Comment aider les dépenses sociales ? Selon le FMI, cela passera forcément par la « réduction consciencieuse du déficit budgétaire à travers une fiscalité équitable », par une « stricte maîtrise de la masse salariale », par un « meilleur ciblage des subventions » et par « une réforme profonde des entreprises publiques ». Inutile de lire entre les lignes, car si le FMI n’explique pas son jargon, le gouvernement tunisien, lui, a déjà dévoilé son nouveau plan de réforme taillé sur mesure.
Au programme, de potentielles privatisations d’entreprises publiques, la réduction de toutes les subventions — voire leur annulation — et une baisse de 5 % de la masse salariale de l’Etat en trois ans… Une réforme loin de correspondre à l’ADN du président Kaïs Saïed mais indispensable pour satisfaire le FMI…
Il était plus que prévisible que l’UGTT n’adouberait pas ces mesures. Un couac qui pose problème : car pour que le FMI accorde son prêt à la Tunisie, il avait, en mars dernier, exigé la « cosignature des partenaires sociaux », en l’occurrence la très puissante UGTT.
Or, le syndicat tunisien a annoncé, samedi dernier, qu’il ne signerait pas la proposition du gouvernement. L’UGTT partira donc en grève générale à partir du jeudi prochain.

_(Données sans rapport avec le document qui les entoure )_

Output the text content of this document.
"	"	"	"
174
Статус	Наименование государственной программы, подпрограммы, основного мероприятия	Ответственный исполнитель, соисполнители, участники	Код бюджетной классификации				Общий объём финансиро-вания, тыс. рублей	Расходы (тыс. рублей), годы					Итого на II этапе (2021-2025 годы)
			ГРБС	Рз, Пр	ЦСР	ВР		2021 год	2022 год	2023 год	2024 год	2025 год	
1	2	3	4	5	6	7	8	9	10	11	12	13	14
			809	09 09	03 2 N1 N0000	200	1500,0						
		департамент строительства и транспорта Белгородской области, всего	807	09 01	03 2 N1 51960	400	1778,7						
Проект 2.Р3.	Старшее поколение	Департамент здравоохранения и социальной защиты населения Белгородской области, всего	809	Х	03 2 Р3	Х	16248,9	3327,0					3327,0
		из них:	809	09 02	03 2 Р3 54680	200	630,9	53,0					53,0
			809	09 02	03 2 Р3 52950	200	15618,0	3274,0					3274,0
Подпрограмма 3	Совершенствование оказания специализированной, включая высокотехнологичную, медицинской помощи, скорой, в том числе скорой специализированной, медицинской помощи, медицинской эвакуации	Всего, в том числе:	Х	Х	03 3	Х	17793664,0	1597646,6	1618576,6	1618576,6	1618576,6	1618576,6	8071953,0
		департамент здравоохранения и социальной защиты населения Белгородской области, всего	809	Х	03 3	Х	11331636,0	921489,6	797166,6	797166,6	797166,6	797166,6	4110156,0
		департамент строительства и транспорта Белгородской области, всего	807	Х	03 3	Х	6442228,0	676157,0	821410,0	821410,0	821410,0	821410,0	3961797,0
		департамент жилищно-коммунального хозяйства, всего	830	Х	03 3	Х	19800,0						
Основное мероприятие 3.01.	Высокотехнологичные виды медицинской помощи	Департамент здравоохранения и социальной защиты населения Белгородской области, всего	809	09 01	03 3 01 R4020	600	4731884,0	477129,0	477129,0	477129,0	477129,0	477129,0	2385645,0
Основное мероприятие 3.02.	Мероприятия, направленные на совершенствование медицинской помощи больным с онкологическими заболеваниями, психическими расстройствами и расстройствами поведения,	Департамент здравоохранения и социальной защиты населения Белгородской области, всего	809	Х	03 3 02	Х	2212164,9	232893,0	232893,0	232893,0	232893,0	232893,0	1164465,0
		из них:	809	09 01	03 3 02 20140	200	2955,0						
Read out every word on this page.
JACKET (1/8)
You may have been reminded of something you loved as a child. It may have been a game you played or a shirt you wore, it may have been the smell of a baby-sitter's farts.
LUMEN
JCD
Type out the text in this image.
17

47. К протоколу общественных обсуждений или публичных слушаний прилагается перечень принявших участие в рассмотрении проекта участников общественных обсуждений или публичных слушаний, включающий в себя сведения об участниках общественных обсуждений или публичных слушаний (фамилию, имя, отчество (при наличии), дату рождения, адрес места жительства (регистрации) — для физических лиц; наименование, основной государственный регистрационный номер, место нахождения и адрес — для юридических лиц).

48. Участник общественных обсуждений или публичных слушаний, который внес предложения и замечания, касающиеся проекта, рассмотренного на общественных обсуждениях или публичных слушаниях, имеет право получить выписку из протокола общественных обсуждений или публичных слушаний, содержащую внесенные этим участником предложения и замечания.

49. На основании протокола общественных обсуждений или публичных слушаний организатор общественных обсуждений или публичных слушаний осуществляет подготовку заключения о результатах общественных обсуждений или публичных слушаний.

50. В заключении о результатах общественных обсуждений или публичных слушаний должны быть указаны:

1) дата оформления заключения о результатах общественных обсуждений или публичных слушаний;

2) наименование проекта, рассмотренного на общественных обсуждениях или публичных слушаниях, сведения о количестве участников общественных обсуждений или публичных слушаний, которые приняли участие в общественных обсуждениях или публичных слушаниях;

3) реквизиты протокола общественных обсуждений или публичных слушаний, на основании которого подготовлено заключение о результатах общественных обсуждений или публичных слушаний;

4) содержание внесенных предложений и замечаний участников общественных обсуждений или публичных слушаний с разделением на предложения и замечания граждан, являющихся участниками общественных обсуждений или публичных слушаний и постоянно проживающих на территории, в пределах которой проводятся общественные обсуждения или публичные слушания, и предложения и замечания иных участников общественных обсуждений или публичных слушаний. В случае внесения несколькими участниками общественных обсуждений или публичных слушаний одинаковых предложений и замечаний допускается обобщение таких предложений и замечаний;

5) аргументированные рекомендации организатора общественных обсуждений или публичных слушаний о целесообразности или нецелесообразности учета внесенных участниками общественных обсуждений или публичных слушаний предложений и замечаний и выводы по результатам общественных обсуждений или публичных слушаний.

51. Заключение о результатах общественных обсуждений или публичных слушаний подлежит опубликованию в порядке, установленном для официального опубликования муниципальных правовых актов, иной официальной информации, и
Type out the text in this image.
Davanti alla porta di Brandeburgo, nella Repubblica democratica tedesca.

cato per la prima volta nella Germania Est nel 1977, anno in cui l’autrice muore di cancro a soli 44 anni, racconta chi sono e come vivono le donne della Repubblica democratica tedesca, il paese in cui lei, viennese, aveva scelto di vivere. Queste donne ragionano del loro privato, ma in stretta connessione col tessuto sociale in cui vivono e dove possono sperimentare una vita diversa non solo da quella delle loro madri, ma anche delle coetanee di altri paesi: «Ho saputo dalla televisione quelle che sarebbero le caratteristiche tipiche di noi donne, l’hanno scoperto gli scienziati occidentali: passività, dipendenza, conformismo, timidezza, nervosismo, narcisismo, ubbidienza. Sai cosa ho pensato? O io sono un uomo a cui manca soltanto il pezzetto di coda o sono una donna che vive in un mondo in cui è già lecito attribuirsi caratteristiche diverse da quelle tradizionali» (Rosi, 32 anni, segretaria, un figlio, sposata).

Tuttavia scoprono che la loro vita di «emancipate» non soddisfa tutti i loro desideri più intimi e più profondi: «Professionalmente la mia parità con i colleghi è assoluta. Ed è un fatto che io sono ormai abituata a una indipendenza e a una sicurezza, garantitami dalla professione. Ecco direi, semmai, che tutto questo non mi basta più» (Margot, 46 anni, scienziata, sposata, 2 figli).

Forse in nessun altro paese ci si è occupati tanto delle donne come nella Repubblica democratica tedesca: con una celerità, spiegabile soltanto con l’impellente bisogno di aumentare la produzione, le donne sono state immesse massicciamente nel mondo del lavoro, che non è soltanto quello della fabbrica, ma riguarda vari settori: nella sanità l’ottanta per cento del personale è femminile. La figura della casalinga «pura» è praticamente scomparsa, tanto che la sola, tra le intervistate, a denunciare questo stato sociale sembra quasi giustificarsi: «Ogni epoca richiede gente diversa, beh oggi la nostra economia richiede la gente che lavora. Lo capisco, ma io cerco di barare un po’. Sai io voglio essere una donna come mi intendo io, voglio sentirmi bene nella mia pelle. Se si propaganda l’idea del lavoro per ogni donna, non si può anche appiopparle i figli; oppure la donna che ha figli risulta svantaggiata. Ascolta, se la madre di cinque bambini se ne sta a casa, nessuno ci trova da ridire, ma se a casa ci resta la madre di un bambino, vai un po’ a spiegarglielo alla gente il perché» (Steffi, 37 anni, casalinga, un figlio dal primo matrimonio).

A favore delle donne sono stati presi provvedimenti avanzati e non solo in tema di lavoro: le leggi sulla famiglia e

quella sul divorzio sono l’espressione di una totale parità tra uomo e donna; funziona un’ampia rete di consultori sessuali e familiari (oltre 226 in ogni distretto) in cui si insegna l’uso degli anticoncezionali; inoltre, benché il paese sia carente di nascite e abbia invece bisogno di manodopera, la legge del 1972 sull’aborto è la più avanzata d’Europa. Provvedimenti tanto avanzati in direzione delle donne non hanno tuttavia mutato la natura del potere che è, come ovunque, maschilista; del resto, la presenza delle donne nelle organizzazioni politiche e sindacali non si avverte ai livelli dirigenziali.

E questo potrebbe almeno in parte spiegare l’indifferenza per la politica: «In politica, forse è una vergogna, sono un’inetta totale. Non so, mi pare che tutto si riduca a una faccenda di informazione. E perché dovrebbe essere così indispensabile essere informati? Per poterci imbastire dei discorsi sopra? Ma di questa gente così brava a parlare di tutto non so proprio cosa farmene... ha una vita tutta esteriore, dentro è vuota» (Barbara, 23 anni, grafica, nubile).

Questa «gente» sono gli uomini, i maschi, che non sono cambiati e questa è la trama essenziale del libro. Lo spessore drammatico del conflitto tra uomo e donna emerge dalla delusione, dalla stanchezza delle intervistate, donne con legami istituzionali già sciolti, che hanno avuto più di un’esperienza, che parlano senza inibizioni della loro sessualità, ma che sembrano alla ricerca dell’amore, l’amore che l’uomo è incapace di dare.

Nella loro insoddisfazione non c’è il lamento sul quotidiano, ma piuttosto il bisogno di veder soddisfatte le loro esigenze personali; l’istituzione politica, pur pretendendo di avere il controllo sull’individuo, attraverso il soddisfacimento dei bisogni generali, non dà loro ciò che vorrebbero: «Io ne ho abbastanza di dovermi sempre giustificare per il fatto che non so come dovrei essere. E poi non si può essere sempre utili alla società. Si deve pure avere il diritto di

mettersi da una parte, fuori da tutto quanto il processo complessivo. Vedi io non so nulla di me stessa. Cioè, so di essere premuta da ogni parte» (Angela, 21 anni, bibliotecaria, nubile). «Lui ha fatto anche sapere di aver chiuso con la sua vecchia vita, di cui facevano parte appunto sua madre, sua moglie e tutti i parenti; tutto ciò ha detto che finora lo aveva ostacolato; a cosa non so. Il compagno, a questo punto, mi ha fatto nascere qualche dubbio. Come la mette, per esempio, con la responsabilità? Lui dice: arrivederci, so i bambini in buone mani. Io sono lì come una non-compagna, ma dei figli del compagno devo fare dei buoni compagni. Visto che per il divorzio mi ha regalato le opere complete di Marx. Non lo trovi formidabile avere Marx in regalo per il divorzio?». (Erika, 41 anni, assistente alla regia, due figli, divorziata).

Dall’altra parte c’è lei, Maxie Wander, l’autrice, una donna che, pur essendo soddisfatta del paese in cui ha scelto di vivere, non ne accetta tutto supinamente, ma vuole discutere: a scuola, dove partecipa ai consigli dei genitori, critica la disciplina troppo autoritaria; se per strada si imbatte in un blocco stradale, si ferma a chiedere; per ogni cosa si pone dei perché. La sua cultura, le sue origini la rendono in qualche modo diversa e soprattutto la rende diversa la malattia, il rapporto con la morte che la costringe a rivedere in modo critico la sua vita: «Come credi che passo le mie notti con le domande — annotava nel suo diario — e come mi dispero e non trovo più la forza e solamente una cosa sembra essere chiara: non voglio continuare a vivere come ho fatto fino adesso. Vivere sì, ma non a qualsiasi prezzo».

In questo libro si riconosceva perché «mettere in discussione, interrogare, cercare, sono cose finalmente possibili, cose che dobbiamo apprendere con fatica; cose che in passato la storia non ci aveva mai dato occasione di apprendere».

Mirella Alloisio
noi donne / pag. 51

La Tunisie entre le marteau de l’Etat et l’enclume de l’UGTT
Le secrétaire général du syndicat, Noureddine Taboubi, a rencontré ce lundi une délégation du gouvernement au siège de la primature, dans la capitale Tunis. Toutefois, le gouvernement tunisien, sous la pression du FMI, ne sera a priori pas enclin à faire des concessions.
Le ministre de l’Emploi et porte-parole du gouvernement, Nasreddine Nsibi, a assuré que l’Etat tunisien n’avait aucune autre alternative pour obtenir ces « fonds d’urgence ». Il a notamment rappelé que la Tunisie était aux portes du défaut de paiement. Le ministre de l’Economie, Samir Saïed, a quant à lui montré tout son agacement vis-à-vis de la position de l’UGTT. « Où trouverez-vous des fonds pour l’Etat ? Avec notre dernière notation souveraine, il est impossible pour la Tunisie d’emprunter », a simplement prévenu le ministre.
Reste que l’UGTT estime que plusieurs réformes dans le projet du gouvernement sont « une ligne rouge » à ne pas dépasser. Lors d’un récent meeting du syndicat, Tabboubi a également mis en garde contre toute tentative du pouvoir, selon lui, d’impliquer les militaires dans la répression des manifestations qui accompagneront la grève qui débute cette semaine. « Je mets en garde contre ce genre de pratiques. Nous ne sommes pas des putschistes ! », a averti le syndicaliste devant une large foule, samedi dernier.
Nul doute que, d’un autre côté, l’UGTT souffre également d’une crise de crédibilité auprès des populations tunisiennes, surtout en comparaison avec le président Kaïs Saïed, encore relativement populaire. Mais s’il existe une partie tunisienne encore capable de mobiliser des manifestants, c’est bien l’UGTT. Reste que, avec la tendance autoritaire croissante de l’Etat tunisien de ces derniers mois, la tension est palpable et le risque d’émeutes est crédible.